The trial court thus concluded that Teresa Kroh's statements
were made with the knowledge that they were false . . . [or] with
[] reckless disregard for the[ir] truth or a high degree of
awareness of the probability of [their] falsity. Additionally,
the trial court concluded that Thomas Kroh had proven by clear and
convincing evidence that Teresa Kroh's statements were made with
malice as defined in G.S. § 1D-5. Upon a careful review of the record and the evidence before
the trial court, we conclude that the trial court's factual
findings support its conclusion that Teresa Kroh's statements to
the Department of Social Services were made with the knowledge that
they were false or with reckless disregard as to their truth or
falsity. The trial court's findings that Teresa Kroh's statements
were made maliciously and with the intent to injure Thomas Kroh,
and that Teresa Kroh's conduct in the matter had been cruel,
wicked and [done] with evil intent, support the trial court's
conclusion that Teresa Kroh's statements were made with actual
malice as defined in G.S. § 1D-5, thus depriving her of any
alleged qualified immunity under G.S. § 7B-309. Accordingly, we
affirm the trial court's conclusion that Teresa Kroh was liable to
Thomas Kroh for slander
per se in connection with her statements
made to the Department of Social Services, the State Bureau of
Investigation, Nancy Dowell, Richard Herrin and Steve Hollers.
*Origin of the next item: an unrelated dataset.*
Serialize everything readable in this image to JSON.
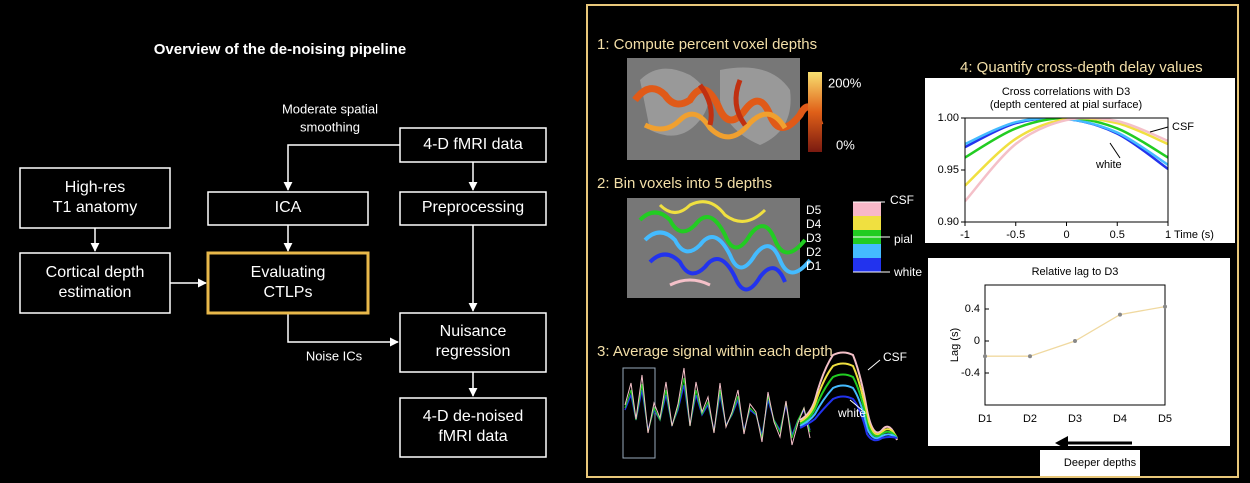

In summary, we reverse the trial court's 7 January 2000 order
granting Thomas Kroh partial summary judgment on his Electronic
Surveillance Act claim, including the award of compensatory damages
and attorneys' fees therein as well as that portion of the trial
court's 28 December 2000 judgment awarding Thomas Kroh $5,000.00 in
punitive damages pursuant to G.S. § 15A-286 for violation of the
Electronic Surveillance Act. However, we affirm the trial court's
exclusion of the veterinary reports proffered by Teresa Kroh at
trial, and affirm the trial court's findings of fact and
conclusions of law in its 28 December 2000 judgment, including itsconclusion that Teresa Kroh acted with actual malice and therefore
was not entitled to the good faith presumption under G.S. § 7B-
309. In addition, we affirm the trial court's award of
compensatory and punitive damages to Thomas Kroh on his slander
per
se claims.
Reversed and remanded in part; affirmed in part.
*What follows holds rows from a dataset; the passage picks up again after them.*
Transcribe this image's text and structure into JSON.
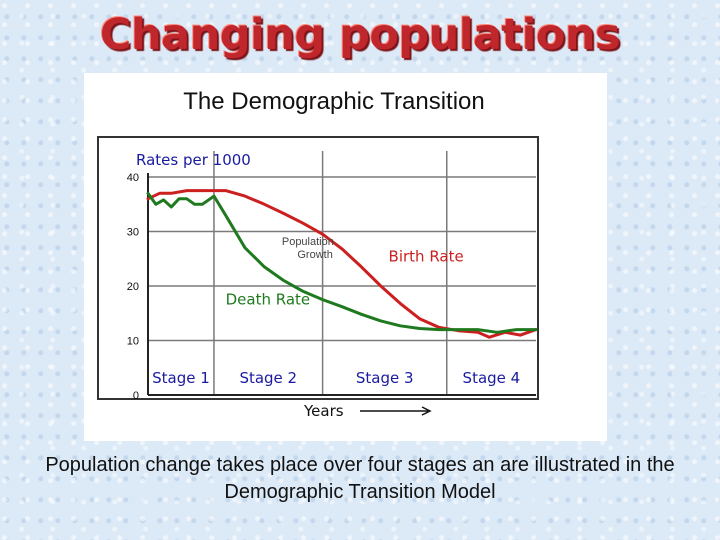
{
  "slide": {
    "title": "Changing populations",
    "caption": "Population change takes place over four stages an are illustrated in the Demographic Transition Model"
  },
  "chart_data": {
    "type": "line",
    "title": "The Demographic Transition",
    "ylabel": "Rates per 1000",
    "xlabel": "Years",
    "ylim": [
      0,
      40
    ],
    "yticks": [
      0,
      10,
      20,
      30,
      40
    ],
    "xlim": [
      0,
      100
    ],
    "grid": true,
    "stages": [
      {
        "label": "Stage 1",
        "start": 0,
        "end": 17
      },
      {
        "label": "Stage 2",
        "start": 17,
        "end": 45
      },
      {
        "label": "Stage 3",
        "start": 45,
        "end": 77
      },
      {
        "label": "Stage 4",
        "start": 77,
        "end": 100
      }
    ],
    "annotations": [
      "Population Growth"
    ],
    "colors": {
      "birth": "#cc1f1f",
      "death": "#1f7a1f",
      "grid": "#7a7a7a",
      "stage_text": "#1a1aa0"
    },
    "series": [
      {
        "name": "Birth Rate",
        "x": [
          0,
          3,
          6,
          10,
          14,
          17,
          20,
          25,
          30,
          35,
          40,
          45,
          50,
          55,
          60,
          65,
          70,
          75,
          80,
          85,
          88,
          92,
          96,
          100
        ],
        "values": [
          36,
          37,
          37,
          37.5,
          37.5,
          37.5,
          37.5,
          36.5,
          35,
          33.3,
          31.5,
          29.5,
          26.8,
          23.5,
          20,
          16.8,
          14,
          12.4,
          11.8,
          11.5,
          10.6,
          11.5,
          11,
          12
        ]
      },
      {
        "name": "Death Rate",
        "x": [
          0,
          2,
          4,
          6,
          8,
          10,
          12,
          14,
          17,
          20,
          25,
          30,
          35,
          40,
          45,
          50,
          55,
          60,
          65,
          70,
          75,
          80,
          85,
          90,
          95,
          100
        ],
        "values": [
          37,
          35,
          35.8,
          34.5,
          36,
          36,
          35,
          35,
          36.5,
          33,
          27,
          23.5,
          21,
          19,
          17.5,
          16.2,
          14.8,
          13.6,
          12.7,
          12.2,
          12,
          12,
          12,
          11.5,
          12,
          12
        ]
      }
    ]
  }
}
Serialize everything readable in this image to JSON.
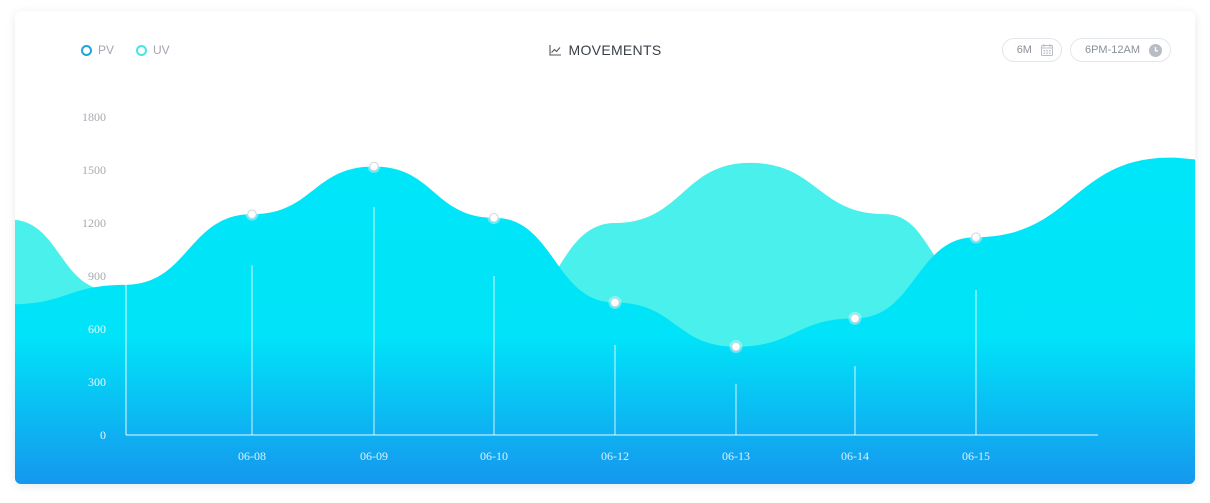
{
  "header": {
    "title": "MOVEMENTS",
    "title_icon": "line-chart-icon",
    "legend": [
      {
        "label": "PV",
        "color": "#1aa7e0"
      },
      {
        "label": "UV",
        "color": "#4ae3e5"
      }
    ],
    "range_label": "6M",
    "range_icon": "calendar-icon",
    "time_label": "6PM-12AM",
    "time_icon": "clock-icon"
  },
  "chart_data": {
    "type": "area",
    "categories": [
      "06-08",
      "06-09",
      "06-10",
      "06-12",
      "06-13",
      "06-14",
      "06-15"
    ],
    "yticks": [
      0,
      300,
      600,
      900,
      1200,
      1500,
      1800
    ],
    "ylim": [
      0,
      1800
    ],
    "grid": false,
    "series": [
      {
        "name": "PV",
        "color": "#00e5f8",
        "values": [
          1250,
          1520,
          1230,
          750,
          500,
          660,
          1120
        ]
      },
      {
        "name": "UV",
        "color": "#4af0ec",
        "values": [
          950,
          1450,
          1100,
          1450,
          1520,
          1050,
          1350
        ]
      }
    ],
    "bar_values": [
      960,
      1290,
      900,
      510,
      290,
      390,
      820
    ]
  }
}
Judges HUNTER and THOMAS concur.
Footnote: 1 Also in March 1999, Teresa Kroh filed an action for
divorce, post-separation support, alimony, equitable
distribution, interim allocation, and a request for a temporary
restraining order and a preliminary injunction. She alleged
therein that Thomas Kroh had engaged in deviant sexual
activities and had endangered the lives of her and her children
by engaging in illicit sexual acts without taking reasonable
precautions.
Footnote: 2 Summary judgment is appropriate where the pleadings,
depositions, answers to interrogatories, and admissions on file,
together with the affidavits, if any, show that there is no
genuine issue as to any material fact and that a party is
entitled to judgment as a matter of law. N.C. Gen. Stat. § 1A-1,
Rule 56 (2001).
Footnote: 3 Rule 803 provides
certain exceptions to the hearsay rule
irrespective of the hearsay declarant's availability as a
witness, including, among others, an exception for a statement
of the declarant's then existing state of mind[.]
See N.C. Gen.
Stat. § 8C-1, Rule 803(3). Rule 804 lists hearsay exceptions
that apply only when the declarant is unavailable as a witness.
See N.C. Gen. Stat. § 8C-1, Rule 804.